MESA 10398 Release Notes

Equation of State: PTEH, DT2, and ELM (Bill)

Several new options for the mesa/eos have been added, all aiming for more accurate partials for the Newton solver.  All of these new eos options use bicubic spline interpolation in tables of lnPgas, lnS, and lnE as a way to get numerically accurate 1st and 2nd partial derivatives with respect to lnRho and lnT.  The partials are directly calculated from the interpolating bicubic polynomials to give numerical accuracy, but this comes at a cost in thermodynamic consistency since the actual thermodynamic relations can only be approximated by bicubic splines. 

The new eos options are called “PTEH”, “DT2”, and “ELM”.  The PTEH tables are created using the approach of Pols, Tout, Eggleton, and Han (1995) as implemented by Paxton (2004) in a program derived from Eggleton’s stellar evolution code (1973).  PTEH extends the mesa/eos coverage to lower densities than allowed by OPAL (down to 10^-18 g cm^-3) and higher metallicity than covered (OPAL stops at Z = 0.04 while PTEH covers all Z).   When PTEH is enabled, it is used for low densities and for high Z in cases that for lower Z would be handled using data from OPAL/SCVH tables.  In the old MESA EOS we fell back to HELM to provide approximate results for the cases now covered by PTEH.

The mesa/star default controls enable PTEH for both low densities and high Z.

      use_eosPTEH_for_low_density = .true.
      use_eosPTEH_for_high_Z = .true.
      Z_for_all_PTEH = 0.040d0
      Z_for_any_PTEH = 0.039d0

The two remaining new eos options, DT2 and ELM, provide high resolution tables in logRho and logT for values from mesa/eos for OPAL/SCVH values and for HELM respectively.  These cover a subset of the standard eos domain with standard eos results for logPgas, logS, and logE in a form suitable for bicubic spline interpolation in order to give 1st and 2nd partials with high numerical accuracy. However, since use of DT2 and ELM will give decreased thermodynamic consistency that might not be compensated for by better residuals, these are both disabled by default in mesa/star.

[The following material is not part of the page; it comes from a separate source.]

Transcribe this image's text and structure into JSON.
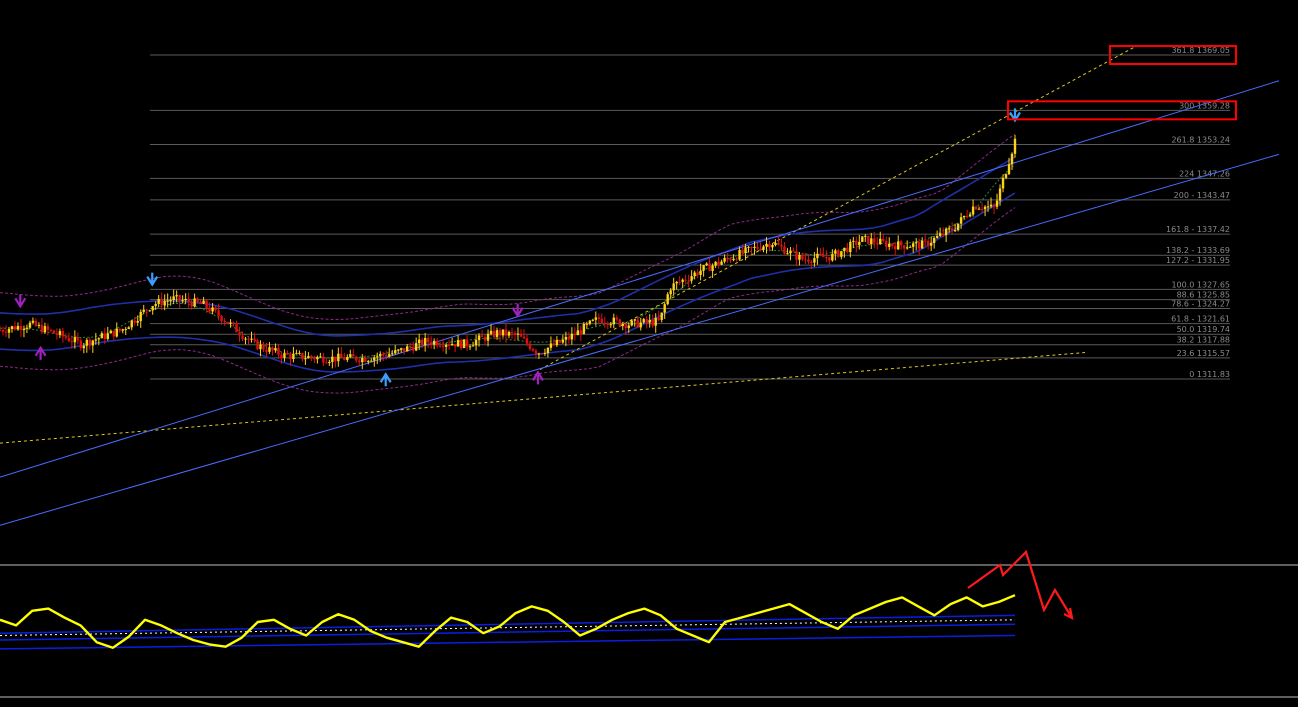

      use_eosDT2 = .false.
      use_eosELM = .false.

Opacities (Josiah, Aaron)

The opacity module (kap) underwent some internal restructuring.  The kap module now exposes only a single kap_get interface instead of separate kap_get_Type1 and kap_get_Type2 subroutines.  This has two user-visible consequences.
* The control kappa_type2_logT_lower_bdy was removed.  That control was no longer needed, as the existing control kappa_blend_logT_lower_bdy now also applies to Type2 opacities.  All other related opacity controls (e.g., use_Type2_opacities) remain unchanged in name and behavior.
* Previously, there were separate "other" hooks for Type1 and Type2 opacities.  Now, there is only one hook, other_kap_get.  It has the call signature of the previous Type2 hook, which is a super-set of the arguments to the Type1 hook (see star/other/other_kap.f90).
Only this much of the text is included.